Copy this direcly into the editor to use as a guide through the exercise.
# Import libraries
import pandas as pd
import matplotlib.pyplot as plt
import numpy as np
# Set style for matplotlib plots
plt.style.use('seaborn-whitegrid')
# Dictionary for mapping node numbers to user chosen shear key names
shear_keys = {
# Shear key in Base Slab 101
'BS101': range(10101, 10199),
# Shear key in Base Slab 201
'BS201': range(20101, 20199),
# Shear key in Base Slab 301
'BS301': range(30101, 30214),
}
# Set file name of dataset
file_name = 'shear_keys_base_slab_v20.txt'
# Read dataset from text file into dataframe, save it as 'df'
# <Code here!>
# Extract version number from file name as 'vXX'
# (assume the last 6 characters will always be '...vXX.txt')
# <Code here!>
# Print the head of the dataframe to check it
# <Code here!>
# Contruct a dictionary that maps load case numbers to titles (auto removes duplicates)
lc_no_to_title_map = dict(zip(df['LC'], df['LC-title']))
# Loop over all shear key names and their corresponding node numbers
for shear_key, nodes in shear_keys.items():
# Loop over all load cases, create plots and save them to a png-file
for lc in df['LC'].unique():
# Get title of current load case from mapping dictionary
# <Code here!> (see hint 1 below)
# Filter dataframe based on load case and nodes in shear key
# <Code here!> (see hint 2 below)
# Create figure
# <Code here!>
# Create x-values for plot as numbers running from 1 to length of y-values
# <Code here!>
# Create y-values for plot as shear forces vx
# <Code here!>
# Extract indices where y-values are negative and positive, respectively
idx_neg = np.where(y<0)
idx_pos = np.where(y>=0)
# Extract x-values where y-values are negative and positive, respectively
x_neg, x_pos = np.take(x, idx_neg)[0], np.take(x, idx_pos)[0]

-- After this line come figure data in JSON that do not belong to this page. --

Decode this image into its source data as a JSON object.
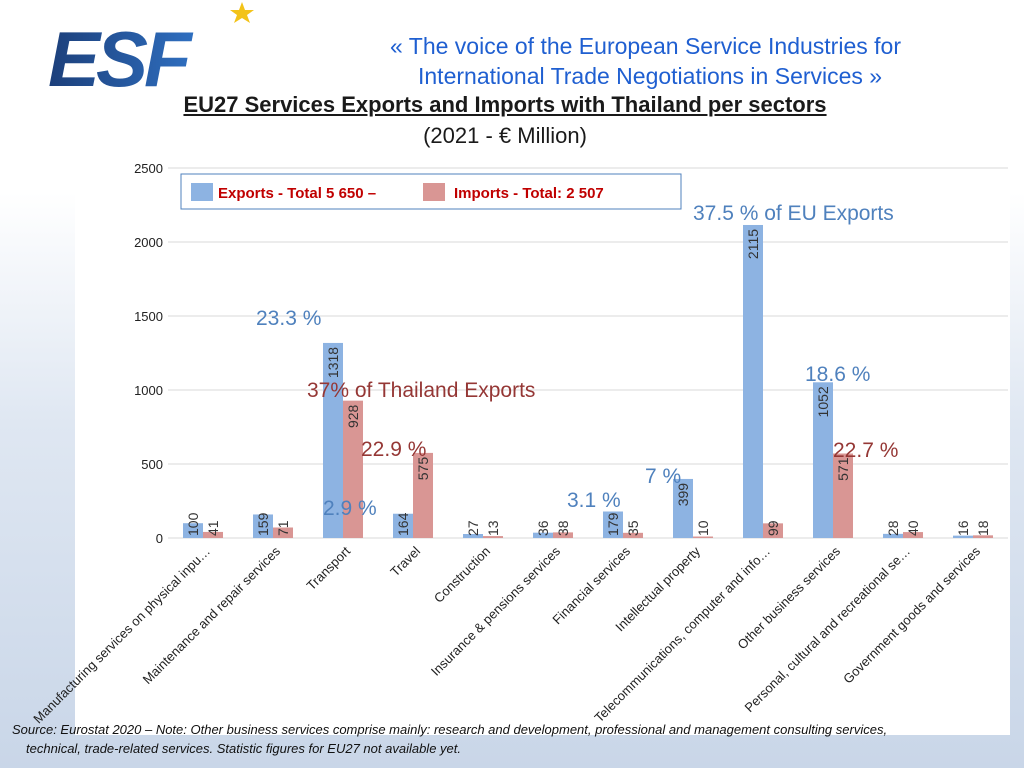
{
  "header": {
    "logo_text": "ESF",
    "tagline_line1": "«  The voice of the European Service Industries for",
    "tagline_line2": "International Trade Negotiations in Services  »",
    "title": "EU27 Services Exports and Imports with Thailand per sectors",
    "subtitle": "(2021 - € Million)"
  },
  "colors": {
    "exports": "#8db3e2",
    "imports": "#d99694",
    "accent_blue": "#4f81bd",
    "accent_red": "#953735",
    "tagline": "#1f5fd1"
  },
  "chart_data": {
    "type": "bar",
    "categories": [
      "Manufacturing services on physical inpu…",
      "Maintenance and repair services",
      "Transport",
      "Travel",
      "Construction",
      "Insurance & pensions services",
      "Financial services",
      "Intellectual property",
      "Telecommunications, computer and info…",
      "Other business services",
      "Personal, cultural and recreational se…",
      "Government goods and services"
    ],
    "series": [
      {
        "name": "Exports - Total 5 650 –",
        "values": [
          100,
          159,
          1318,
          164,
          27,
          36,
          179,
          399,
          2115,
          1052,
          28,
          16
        ]
      },
      {
        "name": "Imports - Total: 2 507",
        "values": [
          41,
          71,
          928,
          575,
          13,
          38,
          35,
          10,
          99,
          571,
          40,
          18
        ]
      }
    ],
    "yticks": [
      0,
      500,
      1000,
      1500,
      2000,
      2500
    ],
    "ylim": [
      0,
      2500
    ],
    "grid": true,
    "legend": "top-left",
    "annotations": [
      {
        "text": "23.3 %",
        "color": "blue"
      },
      {
        "text": "37% of Thailand Exports",
        "color": "red"
      },
      {
        "text": "22.9 %",
        "color": "red"
      },
      {
        "text": "2.9 %",
        "color": "blue"
      },
      {
        "text": "3.1 %",
        "color": "blue"
      },
      {
        "text": "7 %",
        "color": "blue"
      },
      {
        "text": "37.5 % of EU Exports",
        "color": "blue"
      },
      {
        "text": "18.6 %",
        "color": "blue"
      },
      {
        "text": "22.7 %",
        "color": "red"
      }
    ]
  },
  "footnote": {
    "line1": "Source: Eurostat 2020 – Note: Other business services comprise mainly: research and development, professional and management consulting services,",
    "line2": "technical, trade-related services. Statistic figures for EU27 not available yet."
  }
}
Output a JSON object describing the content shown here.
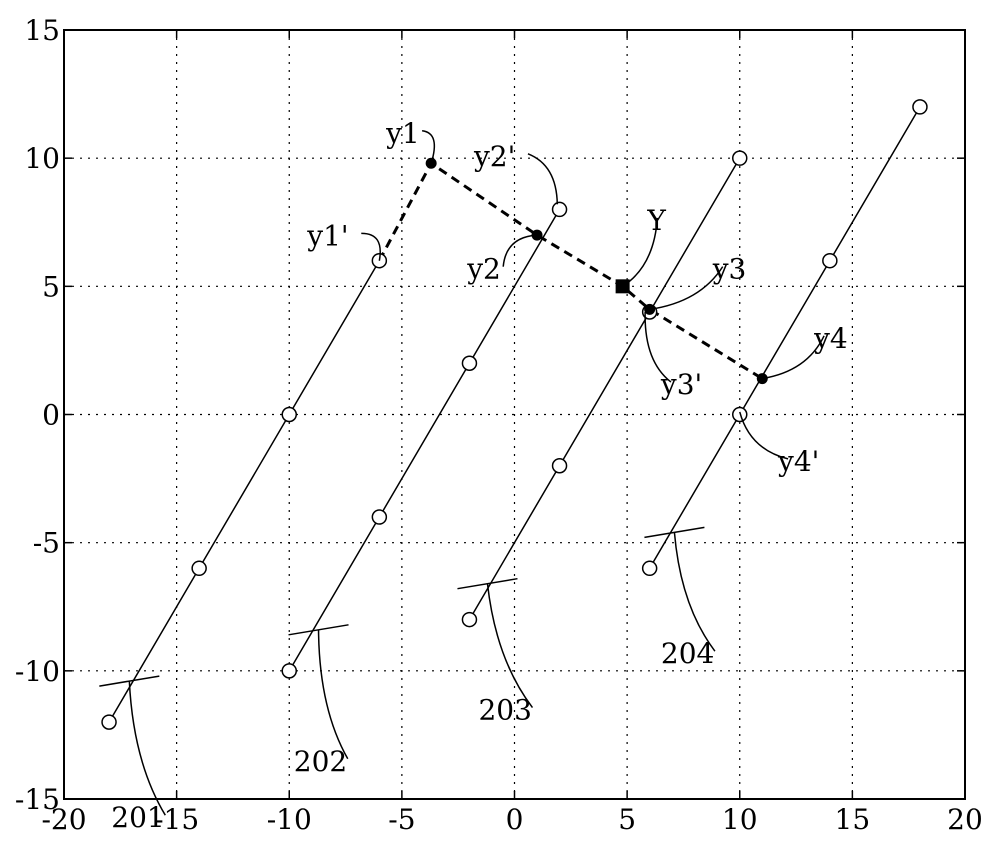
{
  "chart_data": {
    "type": "line",
    "xlim": [
      -20,
      20
    ],
    "ylim": [
      -15,
      15
    ],
    "xticks": [
      -20,
      -15,
      -10,
      -5,
      0,
      5,
      10,
      15,
      20
    ],
    "yticks": [
      -15,
      -10,
      -5,
      0,
      5,
      10,
      15
    ],
    "xtick_labels": [
      "-20",
      "-15",
      "-10",
      "-5",
      "0",
      "5",
      "10",
      "15",
      "20"
    ],
    "ytick_labels": [
      "-15",
      "-10",
      "-5",
      "0",
      "5",
      "10",
      "15"
    ],
    "grid": true,
    "series": [
      {
        "x": [
          -18,
          -14,
          -10,
          -6
        ],
        "y": [
          -12,
          -6,
          0,
          6
        ],
        "marker": "open-circle"
      },
      {
        "x": [
          -10,
          -6,
          -2,
          2
        ],
        "y": [
          -10,
          -4,
          2,
          8
        ],
        "marker": "open-circle"
      },
      {
        "x": [
          -2,
          2,
          6,
          10
        ],
        "y": [
          -8,
          -2,
          4,
          10
        ],
        "marker": "open-circle"
      },
      {
        "x": [
          6,
          10,
          14,
          18
        ],
        "y": [
          -6,
          0,
          6,
          12
        ],
        "marker": "open-circle"
      }
    ],
    "dashed_path": {
      "x": [
        -6,
        -3.7,
        1,
        4.8,
        6,
        11
      ],
      "y": [
        6,
        9.8,
        7,
        5,
        4.1,
        1.4
      ]
    },
    "points": [
      {
        "name": "y1",
        "x": -3.7,
        "y": 9.8,
        "marker": "filled-dot"
      },
      {
        "name": "y2",
        "x": 1,
        "y": 7,
        "marker": "filled-dot"
      },
      {
        "name": "Y",
        "x": 4.8,
        "y": 5,
        "marker": "filled-square"
      },
      {
        "name": "y3",
        "x": 6,
        "y": 4.1,
        "marker": "filled-dot"
      },
      {
        "name": "y4",
        "x": 11,
        "y": 1.4,
        "marker": "filled-dot"
      }
    ],
    "annotations": [
      {
        "text": "y1",
        "tx": -5.7,
        "ty": 10.6,
        "ax": -3.7,
        "ay": 9.8
      },
      {
        "text": "y1'",
        "tx": -9.2,
        "ty": 6.6,
        "ax": -6,
        "ay": 6
      },
      {
        "text": "y2'",
        "tx": -1.8,
        "ty": 9.7,
        "ax": 1.9,
        "ay": 8.2
      },
      {
        "text": "y2",
        "tx": -2.1,
        "ty": 5.3,
        "ax": 1,
        "ay": 7
      },
      {
        "text": "Y",
        "tx": 5.9,
        "ty": 7.2,
        "ax": 4.8,
        "ay": 5
      },
      {
        "text": "y3",
        "tx": 8.8,
        "ty": 5.3,
        "ax": 6,
        "ay": 4.1
      },
      {
        "text": "y3'",
        "tx": 6.5,
        "ty": 0.8,
        "ax": 5.8,
        "ay": 4
      },
      {
        "text": "y4",
        "tx": 13.3,
        "ty": 2.6,
        "ax": 11,
        "ay": 1.4
      },
      {
        "text": "y4'",
        "tx": 11.7,
        "ty": -2.2,
        "ax": 10,
        "ay": 0.1
      },
      {
        "text": "201",
        "tx": -17.9,
        "ty": -16.1,
        "ax": -17.1,
        "ay": -10.4
      },
      {
        "text": "202",
        "tx": -9.8,
        "ty": -13.9,
        "ax": -8.7,
        "ay": -8.4
      },
      {
        "text": "203",
        "tx": -1.6,
        "ty": -11.9,
        "ax": -1.2,
        "ay": -6.6
      },
      {
        "text": "204",
        "tx": 6.5,
        "ty": -9.7,
        "ax": 7.1,
        "ay": -4.6
      }
    ],
    "tick_marks": [
      {
        "x": -17.1,
        "y": -10.4
      },
      {
        "x": -8.7,
        "y": -8.4
      },
      {
        "x": -1.2,
        "y": -6.6
      },
      {
        "x": 7.1,
        "y": -4.6
      }
    ]
  }
}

# Extract y-values where y-values are negative and positive, respectively
y_neg, y_pos = np.take(y, idx_neg)[0], np.take(y, idx_pos)[0]
# Plot points for negative and positve values as two separate data series
# <Code here!>
# Fill between y=0 and the lines where y-values are negative and positive, respectively
# <Code here!>
# Set titles and x- and y-labels
# <Code here!>
# Save figure to png-file with meaningful name that varies in every loop
# <Code here!>
The hints below refer to the comments in the code above.¶
Hint 1: The dictionary 'lc_no_to_title_map' has load case numbers as keys and the corresponding titles as values. Use this to get the load case title from inside the loop.
Hint 2: Be sure to save the filtered dataframe to a new variable. If it is saved to a variable of the same name it will be mutated in every loop and quickly end up emtpty.
Some improvements¶
- Comparison between the plots could be improved by having the same limits for the y-axis on all plots. This can be set by
ax.set_ylim()
- The function below can find the indices of the peak values, which can be used to annotate the key points to make the plot more readable.
def find_local_extrema(y_curve):
'''
Return indices of all local extrema for the given sequence of values. Indices are sorted in
ascending format with no distinction between local maximum and minimum.
'''
local_max, _ = find_peaks(y_curve, height=0)
local_min, _ = find_peaks(-y_curve, height=0)
return sorted( np.append(local_min, local_max) )
Prior to running the function, find_peaks from the scipy library must be imported: from scipy.signal import find_peaks
After having found the extrema values, they can be annotated like so:
for extr_val in extrema_values:
ax.annotate(f'{y[extr_val]:.0f}', xy=(x[extr_val], y[extr_val]), xytext=(x[extr_val], y[extr_val]))